I heard the news...rough times to be born into!  Have they named him yet?

Heard a sad/sweet story the other day:  young boy whose name happened to be Corona was getting picked on in school.  His mom suggested writing a letter to Tom Hanks who happened to have hauled one of his Corona typewriters with him to Australia and used it whilst quarantined.  Mr. Hanks wrote a sweet letter to him and ended it by telling him that "You have a friend in me" and sent him his Corona typewriter.    :)

Best,

PD
Pohjolas Daughter

Herman

well, Johnson may (or may not) quote the odd piece of ancient Greek, but that is not the same as "speaking" it. I don't think anyone does. Some classical scholars write or speak some classical Latin, but I have never ever heard of anyone (I did graduate school in Classics, still reading it at my ripe age) pretending to speak it spontaneously.

Though I detest most of his (ever changing) political platform, I kind of like his love for the classics.

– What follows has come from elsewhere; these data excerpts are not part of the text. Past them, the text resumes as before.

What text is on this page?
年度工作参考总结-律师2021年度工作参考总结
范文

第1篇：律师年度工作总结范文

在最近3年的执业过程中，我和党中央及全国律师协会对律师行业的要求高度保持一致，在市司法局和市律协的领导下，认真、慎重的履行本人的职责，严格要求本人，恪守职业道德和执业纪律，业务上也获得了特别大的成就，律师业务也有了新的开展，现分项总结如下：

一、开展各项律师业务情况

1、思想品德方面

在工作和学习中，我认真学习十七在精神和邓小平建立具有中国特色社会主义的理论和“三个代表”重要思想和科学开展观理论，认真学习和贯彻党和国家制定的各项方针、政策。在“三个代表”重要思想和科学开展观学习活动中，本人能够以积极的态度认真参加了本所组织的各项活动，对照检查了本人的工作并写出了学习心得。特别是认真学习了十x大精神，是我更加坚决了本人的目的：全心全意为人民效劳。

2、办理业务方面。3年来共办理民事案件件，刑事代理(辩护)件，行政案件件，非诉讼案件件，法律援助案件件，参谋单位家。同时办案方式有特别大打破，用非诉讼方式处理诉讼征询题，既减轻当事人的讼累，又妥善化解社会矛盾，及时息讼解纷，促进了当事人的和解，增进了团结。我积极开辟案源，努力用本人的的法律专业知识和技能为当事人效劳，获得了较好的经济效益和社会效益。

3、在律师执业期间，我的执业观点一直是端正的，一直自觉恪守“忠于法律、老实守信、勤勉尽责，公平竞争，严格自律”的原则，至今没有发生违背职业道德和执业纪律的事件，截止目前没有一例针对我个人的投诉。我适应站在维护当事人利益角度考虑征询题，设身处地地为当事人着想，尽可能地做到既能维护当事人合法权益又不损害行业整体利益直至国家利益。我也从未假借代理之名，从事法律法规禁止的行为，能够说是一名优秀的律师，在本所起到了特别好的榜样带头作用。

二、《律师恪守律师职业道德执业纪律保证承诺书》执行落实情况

But I'm also a little suspicious of it, as a kind of sugar coating.

vandermolen

I notice that during the daily governments press briefings (UK) great emphasis is placed on comparative graphs featuring Europe and the USA if they seem to reflect well on the UK but when the statistics reflect badly, like now, when the inclusion of care home deaths have sent the UK death figures shooting up into the stratosphere, the focus is on how misleading the comparative graphs are.
"Courage is going from failure to failure without losing enthusiasm" (Churchill).

'The test of a work of art is, in the end, our affection for it, not our ability to explain why it is good' (Stanley Kubrick).

Irons

My wife has just informed me that Boris's no.? son's name has been announced Wilfred Lawrie Nicholas.Thought you would all like to know that. :D
You must have a very good opinion of yourself to write a symphony - John Ireland.

I opened the door people rushed through and I was left holding the knob - Bo Diddley.

vandermolen

Quote from: Irons on May 02, 2020, 07:25:13 AM
My wife has just informed me that Boris's no.? son's name has been announced Wilfred Lawrie Nicholas.Thought you would all like to know that. :D
Letter in The Guardian today:
• Congratulations are in order to the PM and his fiancee. I wonder what the child will be called. Perhaps they will follow the classical style favoured by Jacob Rees-Mogg and go for Sextus? Or perhaps Septimus? Octavian? Dodecadus? Only Boris knows.
"Courage is going from failure to failure without losing enthusiasm" (Churchill).

'The test of a work of art is, in the end, our affection for it, not our ability to explain why it is good' (Stanley Kubrick).

MusicTurner

'Dodecadus', though certainly impressive, is probably too close to 'dude'.

vandermolen

Quote from: MusicTurner on May 02, 2020, 08:26:09 AM
'Dodecadus', though certainly impressive, is probably too close to 'dude'.
Good point!
;D
"Courage is going from failure to failure without losing enthusiasm" (Churchill).

'The test of a work of art is, in the end, our affection for it, not our ability to explain why it is good' (Stanley Kubrick).